首先确定了11S蛋白的分离条件,选择Koshiyama法进行优化,11S蛋白得率可达29.5%。确定钙结合的工艺,并研究了钙结合后蛋白质的变性温度、钙结合能力和流变学特性。运用红外光谱法研究了蛋白质改性后的表观特征峰及拟合后二级结构的变化。
研究钙结合大豆蛋白对冷冻预油炸微波春卷脆性的影响。比较不同市售春卷馅心的水分活度,选择最高值作为基准,用豆沙与水混合进行模拟,统一馅心,考察钙结合大豆蛋白对春卷皮脆性的增加作用,确定了钙结合11S蛋白的最适添加范围40 ~ 50 mg/g,采用扫描电子显微镜(SEM)观察皮层成型后超微结构的变化。研究了冷冻预油炸春卷在微波重制的过程中,馅心与皮层温度变化的规律。在保证皮层脆性的前提下,同时添加甘油,使体系内外均衡升温,得到了微波加热功率和时间的最佳组合,即功率600 W、处理时间40 s、甘油添加量20 mg/g。

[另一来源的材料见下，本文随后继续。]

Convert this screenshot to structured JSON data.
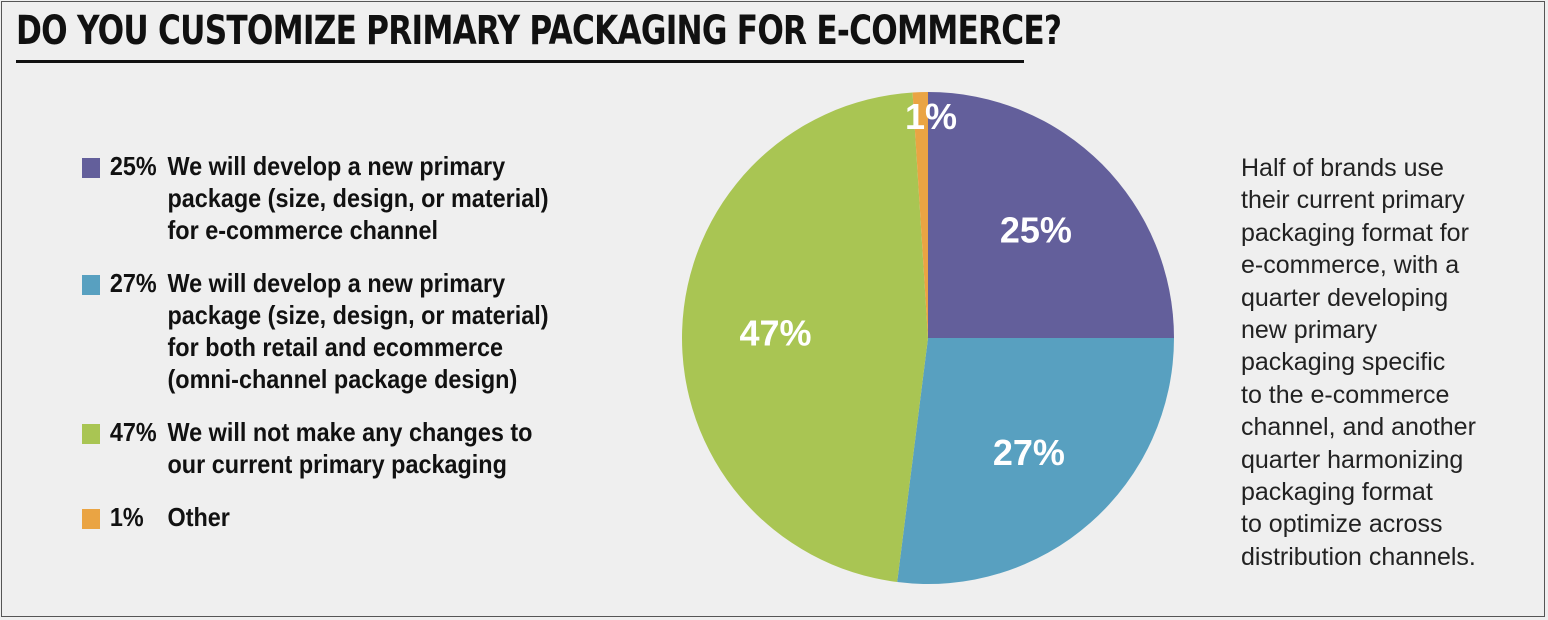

分别运用快速粘度分析仪(RVA)、流变仪、傅里叶变换红外光谱仪(FTIR)探讨钙结合大豆蛋白的添加对春卷皮糊化过程的影响。运用RVA发现加入钙结合蛋白后,体系最终粘度下降、糊化温度升高、延缓了糊化时间。运用流变仪研究面浆体系的静态流变行为,得出添加钙结合11S蛋白的面浆与空白面浆均属典型的非牛顿型剪切变稀和触变性流体。面浆体系的动态流变行为研究表明钙结合蛋白的添加使体系储能模量增加、损耗模量降低,证明钙结合蛋白的添加有效的提高了体系的凝胶性。运用FTIR分析了糊化前(混和阶段)的面浆体系,结果表明钙结合蛋白可以提高体系中蛋白质的水合特征、增加自螺旋结构、减少水结合的螺旋结构,但其对淀粉分子的结晶度影响甚微。糊化后体系的FTIR分析表明:添加钙结合11S蛋白的面浆体系中蛋白的水合度降低到1.596、整体螺旋结构减少、β折叠片结构明显提高、淀粉分子结晶度降低了10%以上。表明在面浆中添加钙结合大豆蛋白,能在混合时提高体系中整体蛋白的水分吸收,并在糊化后高通量的释放,从而间接的提高了面浆体系在糊化过程中结构的有序性,从而提高春卷皮脆性。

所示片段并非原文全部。